BOMA 2024 Standard Adoption Roadmap for Landlords
A practical guide for property owners and managers transitioning from BOMA 2017 to the 2024 standard, including timeline considerations, lease implications, and implementation steps.
Methodology
Adoption follows a phased approach: Phase 1 — Inventory all leases to identify which reference a specific BOMA version vs. 'current BOMA standard.' Phase 2 — Assess financial impact by estimating how 2024 changes affect building and tenant rentable areas. Phase 3 — Engage a certified BOMA measurer to produce a 2024-compliant measurement. Phase 4 — Communicate changes to tenants with adequate notice. Phase 5 — Update property management software with new measurements. Phase 6 — Amend leases at renewal to reference BOMA 2024.
BOMA 2017 vs 2024
Key changes in BOMA 2024 include: formal outdoor amenity space classification, refined storage area treatment, updated non-allocated area thresholds, enhanced transparency requirements for common area factors, and new guidance on data center and life sciences measurement.
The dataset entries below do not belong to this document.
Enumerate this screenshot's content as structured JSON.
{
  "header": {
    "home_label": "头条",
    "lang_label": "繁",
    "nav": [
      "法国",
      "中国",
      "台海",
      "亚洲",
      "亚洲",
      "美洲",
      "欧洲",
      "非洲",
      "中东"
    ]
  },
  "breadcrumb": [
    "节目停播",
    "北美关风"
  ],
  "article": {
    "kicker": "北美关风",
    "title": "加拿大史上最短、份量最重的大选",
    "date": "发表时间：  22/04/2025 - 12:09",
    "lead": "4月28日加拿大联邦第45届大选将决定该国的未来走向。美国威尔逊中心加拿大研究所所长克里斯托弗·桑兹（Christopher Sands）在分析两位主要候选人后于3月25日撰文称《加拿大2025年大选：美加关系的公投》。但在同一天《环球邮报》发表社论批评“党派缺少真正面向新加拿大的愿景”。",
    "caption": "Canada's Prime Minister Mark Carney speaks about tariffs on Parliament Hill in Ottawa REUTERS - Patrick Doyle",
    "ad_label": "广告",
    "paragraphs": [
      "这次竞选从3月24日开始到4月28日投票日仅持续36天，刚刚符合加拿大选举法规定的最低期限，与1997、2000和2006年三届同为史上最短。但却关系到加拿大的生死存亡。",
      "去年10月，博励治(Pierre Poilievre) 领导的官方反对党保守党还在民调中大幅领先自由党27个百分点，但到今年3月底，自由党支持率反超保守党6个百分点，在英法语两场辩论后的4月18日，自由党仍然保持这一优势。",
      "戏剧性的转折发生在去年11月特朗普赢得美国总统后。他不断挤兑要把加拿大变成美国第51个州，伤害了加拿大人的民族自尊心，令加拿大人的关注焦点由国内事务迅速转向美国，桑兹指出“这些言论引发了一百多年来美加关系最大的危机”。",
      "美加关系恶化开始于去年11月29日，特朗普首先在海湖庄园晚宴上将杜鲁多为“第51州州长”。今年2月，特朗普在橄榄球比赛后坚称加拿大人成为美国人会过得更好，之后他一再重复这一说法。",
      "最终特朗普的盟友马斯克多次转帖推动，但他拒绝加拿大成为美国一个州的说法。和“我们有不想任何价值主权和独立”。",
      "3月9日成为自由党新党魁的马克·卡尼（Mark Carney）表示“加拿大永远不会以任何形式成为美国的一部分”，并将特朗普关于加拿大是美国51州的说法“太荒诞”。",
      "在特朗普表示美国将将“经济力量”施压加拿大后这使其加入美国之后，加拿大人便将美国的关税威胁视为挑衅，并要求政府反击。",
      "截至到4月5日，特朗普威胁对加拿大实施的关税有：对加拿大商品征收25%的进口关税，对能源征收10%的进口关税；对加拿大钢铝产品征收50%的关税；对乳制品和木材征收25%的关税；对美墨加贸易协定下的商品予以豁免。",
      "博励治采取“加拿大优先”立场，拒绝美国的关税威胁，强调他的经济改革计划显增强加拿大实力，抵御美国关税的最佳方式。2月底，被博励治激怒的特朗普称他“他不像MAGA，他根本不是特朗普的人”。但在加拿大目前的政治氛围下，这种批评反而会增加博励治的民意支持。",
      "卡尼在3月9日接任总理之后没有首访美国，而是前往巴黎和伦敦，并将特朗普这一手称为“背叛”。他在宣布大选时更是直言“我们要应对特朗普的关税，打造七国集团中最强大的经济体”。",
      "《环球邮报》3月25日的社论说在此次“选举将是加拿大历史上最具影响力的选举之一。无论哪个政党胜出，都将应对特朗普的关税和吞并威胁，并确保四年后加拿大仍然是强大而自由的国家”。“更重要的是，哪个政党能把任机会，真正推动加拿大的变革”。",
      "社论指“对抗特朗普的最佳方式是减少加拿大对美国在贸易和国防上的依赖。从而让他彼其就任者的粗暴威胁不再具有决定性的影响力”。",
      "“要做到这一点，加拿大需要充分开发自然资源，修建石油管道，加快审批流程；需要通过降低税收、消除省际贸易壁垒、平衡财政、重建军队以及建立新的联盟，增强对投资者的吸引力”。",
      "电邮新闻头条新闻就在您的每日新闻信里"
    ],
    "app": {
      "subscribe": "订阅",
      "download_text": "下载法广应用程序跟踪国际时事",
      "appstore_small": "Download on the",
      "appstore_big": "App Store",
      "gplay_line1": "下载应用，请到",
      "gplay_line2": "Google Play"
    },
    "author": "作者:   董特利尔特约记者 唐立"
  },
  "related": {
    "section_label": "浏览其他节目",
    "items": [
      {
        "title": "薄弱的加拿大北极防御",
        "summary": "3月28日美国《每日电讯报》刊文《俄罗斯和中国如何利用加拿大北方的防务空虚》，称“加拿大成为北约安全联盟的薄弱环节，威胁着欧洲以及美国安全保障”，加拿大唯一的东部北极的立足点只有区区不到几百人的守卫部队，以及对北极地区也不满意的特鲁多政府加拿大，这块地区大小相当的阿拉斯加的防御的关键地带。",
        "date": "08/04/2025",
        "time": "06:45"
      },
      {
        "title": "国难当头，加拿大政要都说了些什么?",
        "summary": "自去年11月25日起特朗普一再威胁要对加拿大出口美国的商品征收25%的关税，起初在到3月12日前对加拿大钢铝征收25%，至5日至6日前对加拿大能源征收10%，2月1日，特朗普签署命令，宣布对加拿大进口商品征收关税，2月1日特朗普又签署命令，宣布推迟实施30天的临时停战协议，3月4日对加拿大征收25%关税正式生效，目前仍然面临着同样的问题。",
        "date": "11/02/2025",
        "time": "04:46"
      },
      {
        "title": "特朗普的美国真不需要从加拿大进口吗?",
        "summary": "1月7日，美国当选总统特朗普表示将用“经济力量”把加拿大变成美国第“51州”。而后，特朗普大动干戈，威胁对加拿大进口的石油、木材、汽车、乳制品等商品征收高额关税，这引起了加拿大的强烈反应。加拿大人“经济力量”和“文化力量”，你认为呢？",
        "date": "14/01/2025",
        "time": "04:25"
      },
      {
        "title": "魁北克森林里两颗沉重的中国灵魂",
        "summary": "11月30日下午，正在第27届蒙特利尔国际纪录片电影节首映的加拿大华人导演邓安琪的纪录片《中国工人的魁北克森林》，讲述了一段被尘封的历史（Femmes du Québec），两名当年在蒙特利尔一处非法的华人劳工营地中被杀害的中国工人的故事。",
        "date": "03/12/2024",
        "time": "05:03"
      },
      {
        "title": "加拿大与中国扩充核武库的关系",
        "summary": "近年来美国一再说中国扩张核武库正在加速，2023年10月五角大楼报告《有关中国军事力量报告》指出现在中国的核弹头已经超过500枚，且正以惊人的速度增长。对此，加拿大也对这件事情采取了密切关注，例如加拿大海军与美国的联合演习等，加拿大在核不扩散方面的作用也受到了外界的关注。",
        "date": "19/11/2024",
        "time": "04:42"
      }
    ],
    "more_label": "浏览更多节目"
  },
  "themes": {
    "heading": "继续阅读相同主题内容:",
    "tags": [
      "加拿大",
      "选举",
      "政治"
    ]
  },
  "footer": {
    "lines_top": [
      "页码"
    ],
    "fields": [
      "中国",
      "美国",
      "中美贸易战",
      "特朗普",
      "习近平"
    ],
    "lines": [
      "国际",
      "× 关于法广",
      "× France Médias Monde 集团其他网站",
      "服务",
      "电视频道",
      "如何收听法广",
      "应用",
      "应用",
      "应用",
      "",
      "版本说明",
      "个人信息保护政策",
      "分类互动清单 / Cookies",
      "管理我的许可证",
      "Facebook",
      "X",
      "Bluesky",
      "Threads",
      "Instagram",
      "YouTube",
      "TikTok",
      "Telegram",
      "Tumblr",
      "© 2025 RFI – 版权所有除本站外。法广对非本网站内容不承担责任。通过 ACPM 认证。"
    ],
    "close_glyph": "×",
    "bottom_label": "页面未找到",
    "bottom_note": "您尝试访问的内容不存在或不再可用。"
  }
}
The 2024 standard is backward-compatible — buildings measured under 2017 do not need immediate remeasurement unless triggered by lease terms or renovation.
Worked Example
A 300,000 SF office building measured under BOMA 2017. Adding a 4,000 SF rooftop terrace (at 60% = 2,400 SF) and reclassifying 1,000 SF of previously unmeasured storage increases building rentable to 303,400 SF. This increases the building load factor from 1.18 to 1.19, adding approximately 1% to every tenant's rentable area. For 200,000 SF of occupied space at $50/SF, this represents $100,000 in additional annual rent across all tenants.
Financial Impact
The financial impact of transitioning to BOMA 2024 varies by building. Buildings with significant outdoor amenity space or storage areas see the largest increases (1-3% in total rentable area). Buildings without these features may see minimal change. The transition cost (professional remeasurement) typically ranges from $0.03-0.08/SF.
Lease Implications
Landlords cannot unilaterally change the measurement standard referenced in an existing lease. Transition should occur at lease renewal or through negotiated amendments. New leases should reference BOMA 2024 specifically (not 'current BOMA standard') to avoid future ambiguity. Tenants with remeasurement rights should specify which BOMA version governs remeasurement.
Common Errors
- Adopting BOMA 2024 mid-lease without tenant consent or lease authority
- Assuming all existing leases automatically reference the 'current' BOMA standard
- Failing to disclose the financial impact of remeasurement to existing tenants
- Adopting 2024 for new tenants while keeping existing tenants on 2017, creating inconsistent measurements in the same building
Additional Context
BOMA 2024 adoption is an opportunity for landlords to increase building rentable area (and revenue) through outdoor amenity space and storage reclassification. However, aggressive adoption without transparent tenant communication creates dispute risk. The recommended approach is gradual adoption at lease renewal events.